Foi a partir deste antigo hino litúrgico, dedicado a São João Batista, que surgiram as sílabas que deram origem ao sistema de nomenclatura musical utilizado até hoje como: Dó, Ré, Mi, Fá, Sol, Lá e Sí.
As iniciais de cada verso deste hino foram utilizadas para nomear as notas musicais. Assim, surgiram as primeiras:
Ut, Ré, Mi, Fá, Sol, Lá e Si.
Durante seu trabalho no mosteiro da cidade de Pomposa, Guido percebeu a dificuldade dos cantores gregorianos para memorizar e aprender as melodias complexas das músicas sacras. Então, resolveu desenvolver um sistema de notação musical, que buscava simplificar o aprendizado e reduzir os erros de interpretação.
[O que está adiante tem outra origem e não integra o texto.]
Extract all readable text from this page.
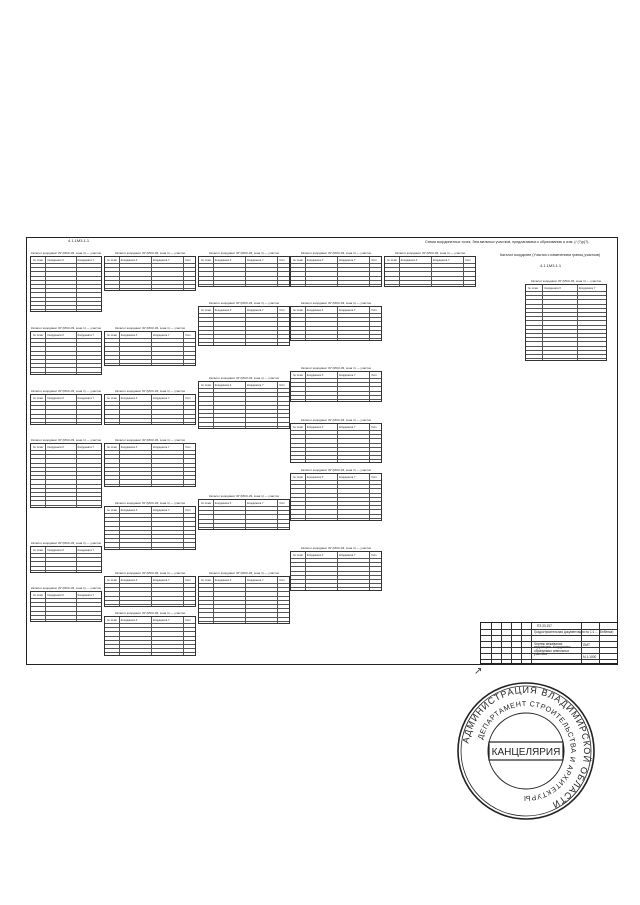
Схема координатных точек. Зем.мельных участков, предлагаемых к образованию и изм. (/ (?)р(?)..
Каталог координат (Участки с изменением границ участков)
4.1.1М3.1.1
4.1.1М3.1.1
Каталог координат ЗУ (МСК-33, зона 1) — участок
№ точки Координата X	Координата Y
Каталог координат ЗУ (МСК-33, зона 1) — участок
№ точки Координата X	Координата Y	Угол
Каталог координат ЗУ (МСК-33, зона 1) — участок
№ точки Координата X	Координата Y	Угол
Каталог координат ЗУ (МСК-33, зона 1) — участок
№ точки Координата X	Координата Y	Угол
Каталог координат ЗУ (МСК-33, зона 1) — участок
№ точки Координата X	Координата Y	Угол
Каталог координат ЗУ (МСК-33, зона 1) — участок
№ точки Координата X	Координата Y
Каталог координат ЗУ (МСК-33, зона 1) — участок
№ точки Координата X	Координата Y	Угол
Каталог координат ЗУ (МСК-33, зона 1) — участок
№ точки Координата X	Координата Y	Угол
Каталог координат ЗУ (МСК-33, зона 1) — участок
№ точки Координата X	Координата Y	Угол
Каталог координат ЗУ (МСК-33, зона 1) — участок
№ точки Координата X	Координата Y
Каталог координат ЗУ (МСК-33, зона 1) — участок
№ точки Координата X	Координата Y	Угол
Каталог координат ЗУ (МСК-33, зона 1) — участок
№ точки Координата X	Координата Y	Угол
Каталог координат ЗУ (МСК-33, зона 1) — участок
№ точки Координата X	Координата Y	Угол
Каталог координат ЗУ (МСК-33, зона 1) — участок
№ точки Координата X	Координата Y
Каталог координат ЗУ (МСК-33, зона 1) — участок
№ точки Координата X	Координата Y	Угол
Каталог координат ЗУ (МСК-33, зона 1) — участок
№ точки Координата X	Координата Y	Угол
Каталог координат ЗУ (МСК-33, зона 1) — участок
№ точки Координата X	Координата Y	Угол
Каталог координат ЗУ (МСК-33, зона 1) — участок
№ точки Координата X	Координата Y
Каталог координат ЗУ (МСК-33, зона 1) — участок
№ точки Координата X	Координата Y	Угол
Каталог координат ЗУ (МСК-33, зона 1) — участок
№ точки Координата X	Координата Y	Угол
Каталог координат ЗУ (МСК-33, зона 1) — участок
№ точки Координата X	Координата Y	Угол
Каталог координат ЗУ (МСК-33, зона 1) — участок
№ точки Координата X	Координата Y
Каталог координат ЗУ (МСК-33, зона 1) — участок
№ точки Координата X	Координата Y	Угол
Каталог координат ЗУ (МСК-33, зона 1) — участок
№ точки Координата X	Координата Y	Угол
Каталог координат ЗУ (МСК-33, зона 1) — участок
№ точки Координата X	Координата Y	Угол
Каталог координат ЗУ (МСК-33, зона 1) — участок
№ точки Координата X	Координата Y
ПЗ.33.157
Градостроительная документация по 1:1 ... (Бебенка)
Чертеж межевания территории. Координаты образуемых земельных участков
ПМТ
М 1:1000
↗
АДМИНИСТРАЦИЯ ВЛАДИМИРСКОЙ ОБЛАСТИ
ДЕПАРТАМЕНТ СТРОИТЕЛЬСТВА И АРХИТЕКТУРЫ
КАНЦЕЛЯРИЯ
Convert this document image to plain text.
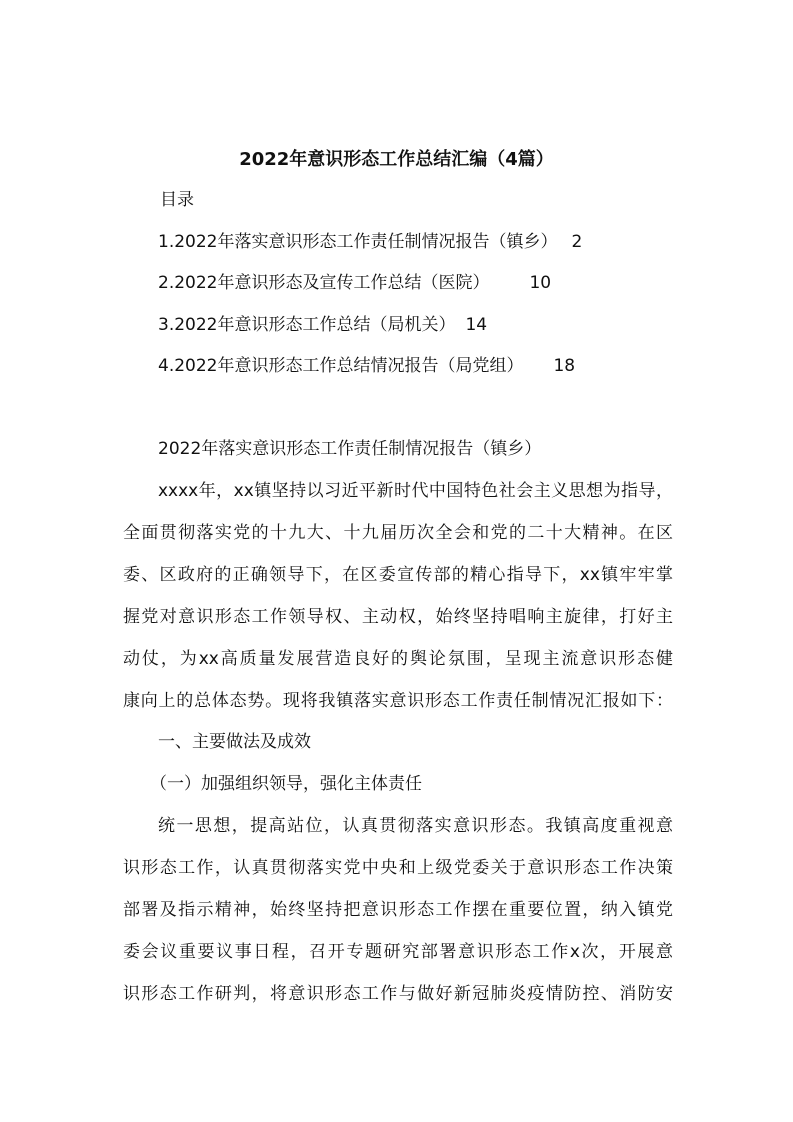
2022年意识形态工作总结汇编（4篇）
目录
1.2022年落实意识形态工作责任制情况报告（镇乡） 2
2.2022年意识形态及宣传工作总结（医院） 10
3.2022年意识形态工作总结（局机关） 14
4.2022年意识形态工作总结情况报告（局党组） 18
2022年落实意识形态工作责任制情况报告（镇乡）
xxxx年，xx镇坚持以习近平新时代中国特色社会主义思想为指导，
全面贯彻落实党的十九大、十九届历次全会和党的二十大精神。在区
委、区政府的正确领导下，在区委宣传部的精心指导下，xx镇牢牢掌
握党对意识形态工作领导权、主动权，始终坚持唱响主旋律，打好主
动仗，为xx高质量发展营造良好的舆论氛围，呈现主流意识形态健
康向上的总体态势。现将我镇落实意识形态工作责任制情况汇报如下：
一、主要做法及成效
（一）加强组织领导，强化主体责任
统一思想，提高站位，认真贯彻落实意识形态。我镇高度重视意
识形态工作，认真贯彻落实党中央和上级党委关于意识形态工作决策
部署及指示精神，始终坚持把意识形态工作摆在重要位置，纳入镇党
委会议重要议事日程，召开专题研究部署意识形态工作x次，开展意
识形态工作研判，将意识形态工作与做好新冠肺炎疫情防控、消防安
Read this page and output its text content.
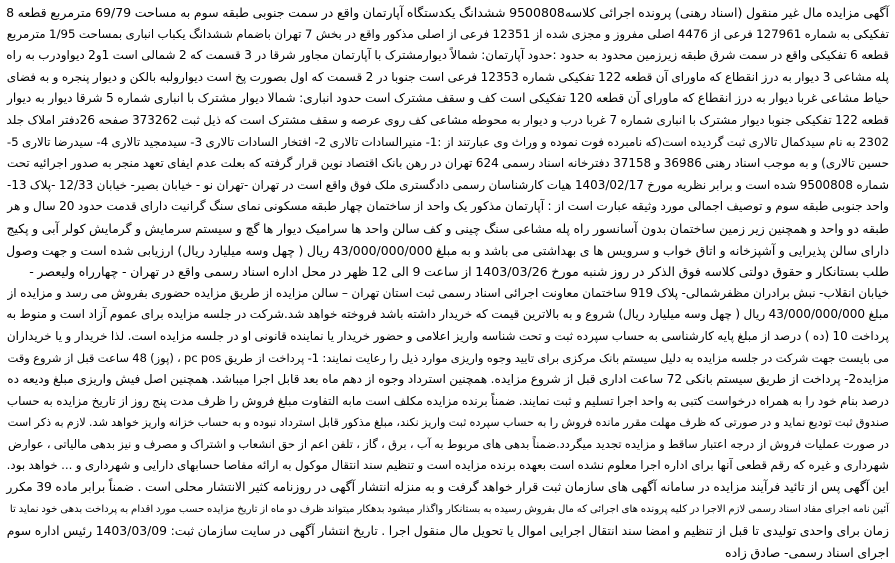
آگهی مزایده مال غیر منقول (اسناد رهنی) پرونده اجرائی کلاسه9500808 ششدانگ یکدستگاه آپارتمان واقع در سمت جنوبی طبقه سوم به مساحت 69/79 مترمربع قطعه 8
تفکیکی به شماره 127961 فرعی از 4476 اصلی مفروز و مجزی شده از 12351 فرعی از اصلی مذکور واقع در بخش 7 تهران باضمام ششدانگ یکباب انباری بمساحت 1/95 مترمربع
قطعه 6 تفکیکی واقع در سمت شرق طبقه زیرزمین محدود به حدود :حدود آپارتمان: شمالاً دیوارمشترک با آپارتمان مجاور شرقا در 3 قسمت که 2 شمالی است 1و2 دیواودرب به راه
پله مشاعی 3 دیوار به درز انقطاع که ماورای آن قطعه 122 تفکیکی شماره 12353 فرعی است جنوبا در 2 قسمت که اول بصورت پخ است دیوارولبه بالکن و دیوار پنجره و به فضای
حیاط مشاعی غربا دیوار به درز انقطاع که ماورای آن قطعه 120 تفکیکی است کف و سقف مشترک است حدود انباری: شمالا دیوار مشترک با انباری شماره 5 شرقا دیوار به دیوار
قطعه 122 تفکیکی جنوبا دیوار مشترک با انباری شماره 7 غربا درب و دیوار به محوطه مشاعی کف روی عرصه و سقف مشترک است که ذیل ثبت 373262 صفحه 26دفتر املاک جلد
2302 به نام سیدکمال تالاری ثبت گردیده است(که نامبرده فوت نموده و وراث وی عبارتند از :1- منیرالسادات تالاری 2- افتخار السادات تالاری 3- سیدمجید تالاری 4- سیدرضا تالاری 5-
حسین تالاری) و به موجب اسناد رهنی 36986 و 37158 دفترخانه اسناد رسمی 624 تهران در رهن بانک اقتصاد نوین قرار گرفته که بعلت عدم ایفای تعهد منجر به صدور اجرائیه تحت
شماره 9500808 شده است و برابر نظریه مورخ 1403/02/17 هیات کارشناسان رسمی دادگستری ملک فوق واقع است در تهران -تهران نو - خیابان بصیر- خیابان 12/33 -پلاک 13-
واحد جنوبی طبقه سوم و توصیف اجمالی مورد وثیقه عبارت است از : آپارتمان مذکور یک واحد از ساختمان چهار طبقه مسکونی نمای سنگ گرانیت دارای قدمت حدود 20 سال و هر
طبقه دو واحد و همچنین زیر زمین ساختمان بدون آسانسور راه پله مشاعی سنگ چینی و کف سالن واحد ها سرامیک دیوار ها گچ و سیستم سرمایش و گرمایش کولر آبی و پکیج
دارای سالن پذیرایی و آشپزخانه و اتاق خواب و سرویس ها ی بهداشتی می باشد و به مبلغ 43/000/000/000 ریال ( چهل وسه میلیارد ریال) ارزیابی شده است و جهت وصول
طلب بستانکار و حقوق دولتی کلاسه فوق الذکر در روز شنبه مورخ 1403/03/26 از ساعت 9 الی 12 ظهر در محل اداره اسناد رسمی واقع در تهران - چهارراه ولیعصر -
خیابان انقلاب- نبش برادران مظفرشمالی- پلاک 919 ساختمان معاونت اجرائی اسناد رسمی ثبت استان تهران – سالن مزایده از طریق مزایده حضوری بفروش می رسد و مزایده از
مبلغ 43/000/000/000 ریال ( چهل وسه میلیارد ریال) شروع و به بالاترین قیمت که خریدار داشته باشد فروخته خواهد شد.شرکت در جلسه مزایده برای عموم آزاد است و منوط به
پرداخت 10 (ده ) درصد از مبلغ پایه کارشناسی به حساب سپرده ثبت و تحت شناسه واریز اعلامی و حضور خریدار یا نماینده قانونی او در جلسه مزایده است. لذا خریدار و یا خریداران
می بایست جهت شرکت در جلسه مزایده به دلیل سیستم بانک مرکزی برای تایید وجوه واریزی موارد ذیل را رعایت نمایند: 1- پرداخت از طریق pc pos ، (پوز) 48 ساعت قبل از شروع وقت
مزایده2- پرداخت از طریق سیستم بانکی 72 ساعت اداری قبل از شروع مزایده. همچنین استرداد وجوه از دهم ماه بعد قابل اجرا میباشد. همچنین اصل فیش واریزی مبلغ ودیعه ده
درصد بنام خود را به همراه درخواست کتبی به واحد اجرا تسلیم و ثبت نمایند. ضمناً برنده مزایده مکلف است مابه التفاوت مبلغ فروش را ظرف مدت پنج روز از تاریخ مزایده به حساب
صندوق ثبت تودیع نماید و در صورتی که ظرف مهلت مقرر مانده فروش را به حساب سپرده ثبت واریز نکند، مبلغ مذکور قابل استرداد نبوده و به حساب خزانه واریز خواهد شد. لازم به ذکر است
در صورت عملیات فروش از درجه اعتبار ساقط و مزایده تجدید میگردد.ضمناً بدهی های مربوط به آب ، برق ، گاز ، تلفن اعم از حق انشعاب و اشتراک و مصرف و نیز بدهی مالیاتی ، عوارض
شهرداری و غیره که رقم قطعی آنها برای اداره اجرا معلوم نشده است بعهده برنده مزایده است و تنظیم سند انتقال موکول به ارائه مفاصا حسابهای دارایی و شهرداری و ... خواهد بود.
این آگهی پس از تائید فرآیند مزایده در سامانه آگهی های سازمان ثبت قرار خواهد گرفت و به منزله انتشار آگهی در روزنامه کثیر الانتشار محلی است . ضمناً برابر ماده 39 مکرر
آئین نامه اجرای مفاد اسناد رسمی لازم الاجرا در کلیه پرونده های اجرائی که مال بفروش رسیده به بستانکار واگذار میشود بدهکار میتواند ظرف دو ماه از تاریخ مزایده حسب مورد اقدام به پرداخت بدهی خود نماید تا
زمان برای واحدی تولیدی تا قبل از تنظیم و امضا سند انتقال اجرایی اموال یا تحویل مال منقول اجرا . تاریخ انتشار آگهی در سایت سازمان ثبت: 1403/03/09 رئیس اداره سوم
اجرای اسناد رسمی- صادق زاده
Foi aí que o nome “Si” foi criado das iniciais de “Sancte Iohannes”, basicamente o nome de São João Batista em latim, que homenagearam o Santo padroeiro. Posteriormente, o “Ut” foi substituído por “Dó”, para simplificar a leitura e entoação das notas.
Este hino era dividido em estrofes, e cada linha melódica começava em um grau ascendente da escala:
Hino de Ut queant laxis
Ut queant laxis
Re-sonare fibris
Mi-ra gestorum
Fa-muli tuorum
Sol-ve polluti
La-bii reatum
Sancte Ioannes
Placa comemorativa do monge Guido Monaco, inventor da notação musical
As contribuições de Guido d’Arezzo também contribuíram para o ensino musical no Ocidente, fazendo o ser reconhecido como um precursor da teoria tonal e da pedagogia musical moderna, permitindo que as suas composições musicais fossem preservadas por todos.
Dessa forma, além de anunciar a vinda de Cristo, São João Batista também deixou sua contribuição que passou por todos os séculos e influenciou diretamente o desenvolvimento da música ocidental.